Он замолчал, и Фрейя была вынуждена некоторое время слушать его дыхание в трубке. Возможно, Йоунас надеялся, что она заговорит и он сможет ее перебить. Фрейя решила не предоставлять ему такого удовольствия и молча ждала продолжения.

– Короче говоря, мы удовлетворили просьбу полиции установить над девочкой временную опеку. Насколько я понимаю, она не хочет быть со своим отцом, к тому же полиция считает нужным скрыть место ее нахождения сейчас, когда происшедшее дошло до СМИ. А если читать между строк, мне кажется, они опасаются реакции преступника на новость, что девочка оказалась свидетелем убийства.

– И?.. Вы хотите знать мое мнение по этому поводу?

– Нет-нет, совсем нет.

Фрейя решила не принимать эту реплику как оскорбление – скорее всего, он просто неудачно сформулировал фразу.

– Я звоню с другой целью. Мы надеялись, что вы лично смогли бы присмотреть за ней. Всего пару дней, а возможно, один или даже полдня.

– Полдня? – По салону расползался горячий запах жареного, стекла подернулись влажной дымкой.

– Да, как только полиция закроет дело, девочка сразу сможет вернуться домой. Будет странно, если они не арестуют кого-то в ближайшее время.

– Нет, к сожалению, я никак не могу.

– Да это не такая уж большая проблема. Нужно просто переждать какое-то время в квартире, которую мы используем для таких ситуаций. Там в данный момент как раз никого нет.

– А почему нельзя определить ее к Богге?

Богга курировала патронажный дом для изъятых у родителей детей, в котором те находились, пока решалась их дальнейшая судьба.

– У нее сейчас нет мест, даже два ребенка сверх нормы.

– Все равно я не могу; у меня собака на передержке, я не могу оставить ее одну.

– Мы можем заплатить за отель для собак.

– О боже! Что, никого другого для этого нет? Например, Диса или Элин…

Она называла только женщин, поскольку знала, что иное невозможно по регламенту. Мужчинам не разрешалось оставаться наедине с клиентами опеки – и вовсе не из-за опасений, что любой из них мог оказаться неуправляемым ублюдком, а потому, что у некоторых детей была настолько травмирована психика, что они в человечном отношении к ним мужчины могли прочесть нечто совсем другое. Конечно, то же самое относилось и к женщинам, но к ним не относились с такой же категоричностью.

– Они же работают сейчас? Ну, или Силья; я знаю, что она не в отпуске.

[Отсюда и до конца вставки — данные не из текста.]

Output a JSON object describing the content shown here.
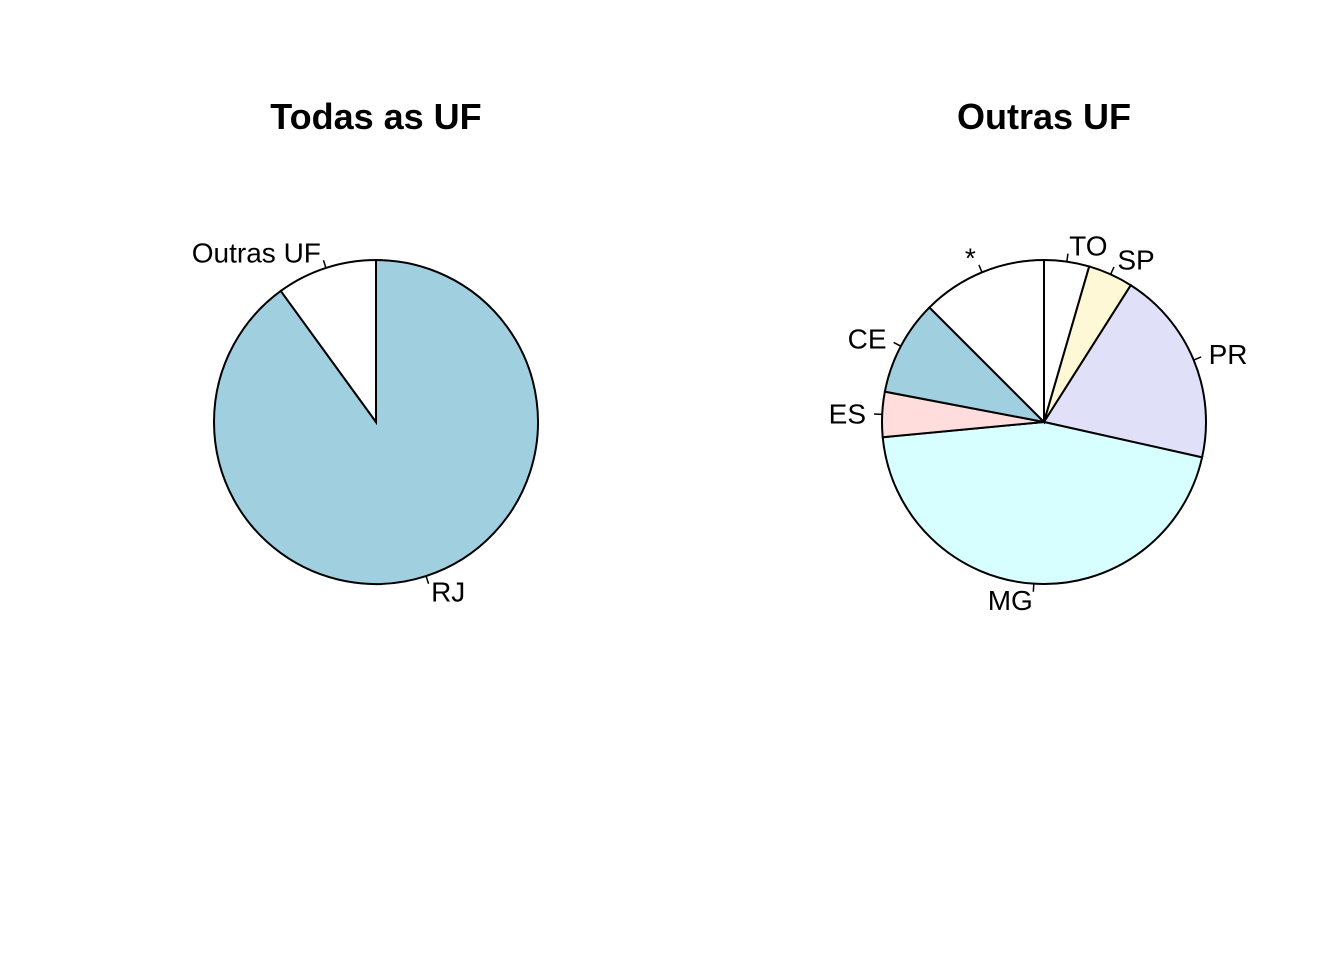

На другом конце провода некоторое время слышалось покашливание и похмыкивание, будто собеседник Фрейи подыскивал правильный ответ.

– Видите ли, только вы живете одна; у всех других – дети, а у вас – нет. Мы хотели бы, чтобы тот, кто будет с Маргрет, уделял внимание только ей, не отвлекаясь на других. Для матерей гораздо сложнее оставить свою семью и жить где-то в другом месте.

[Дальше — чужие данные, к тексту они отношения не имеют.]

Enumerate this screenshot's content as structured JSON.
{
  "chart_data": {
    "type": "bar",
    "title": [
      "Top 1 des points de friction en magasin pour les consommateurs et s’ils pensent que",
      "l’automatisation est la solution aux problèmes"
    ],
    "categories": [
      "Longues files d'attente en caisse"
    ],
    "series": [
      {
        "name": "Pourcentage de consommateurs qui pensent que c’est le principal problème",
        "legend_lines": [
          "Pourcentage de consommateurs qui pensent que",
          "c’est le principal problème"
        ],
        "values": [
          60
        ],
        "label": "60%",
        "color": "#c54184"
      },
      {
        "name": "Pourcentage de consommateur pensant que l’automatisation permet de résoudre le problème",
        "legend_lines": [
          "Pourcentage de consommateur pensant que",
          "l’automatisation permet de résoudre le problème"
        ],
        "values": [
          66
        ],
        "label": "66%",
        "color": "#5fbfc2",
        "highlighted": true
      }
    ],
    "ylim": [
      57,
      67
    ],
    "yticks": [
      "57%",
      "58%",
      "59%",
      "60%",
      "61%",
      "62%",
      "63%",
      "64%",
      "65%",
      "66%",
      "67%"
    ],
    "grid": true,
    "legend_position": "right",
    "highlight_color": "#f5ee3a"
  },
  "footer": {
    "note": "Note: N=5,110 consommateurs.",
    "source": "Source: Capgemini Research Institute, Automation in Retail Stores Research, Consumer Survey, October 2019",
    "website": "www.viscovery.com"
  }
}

То есть она была единственной подходящей кандидатурой, потому что у нее не было никакой личной жизни? Отлично! У Фрейи пропал аппетит к содержимому лежавшего на соседнем сиденье пакета.

– К тому же главный следователь специально попросил, чтобы девочка по возможности оставалась с вами.

– Хюльдар?

– Да. Не знаю почему, но он, кажется, доверяет в этом только вам.

Фрейя поморщилась. По сути, он ее знать не знает, если не считать их единственную ночь вместе. Едва ли он оценивал людей профессионально, основываясь на своем личном сексуальном опыте с ними. Если их случайная связь была проверкой, то по результатам теста она, вероятно, выходила безбашенной, невоздержанной и сексуально озабоченной. Фрейя, покраснев, порадовалась тому, что видеозвонки пока не вошли в моду.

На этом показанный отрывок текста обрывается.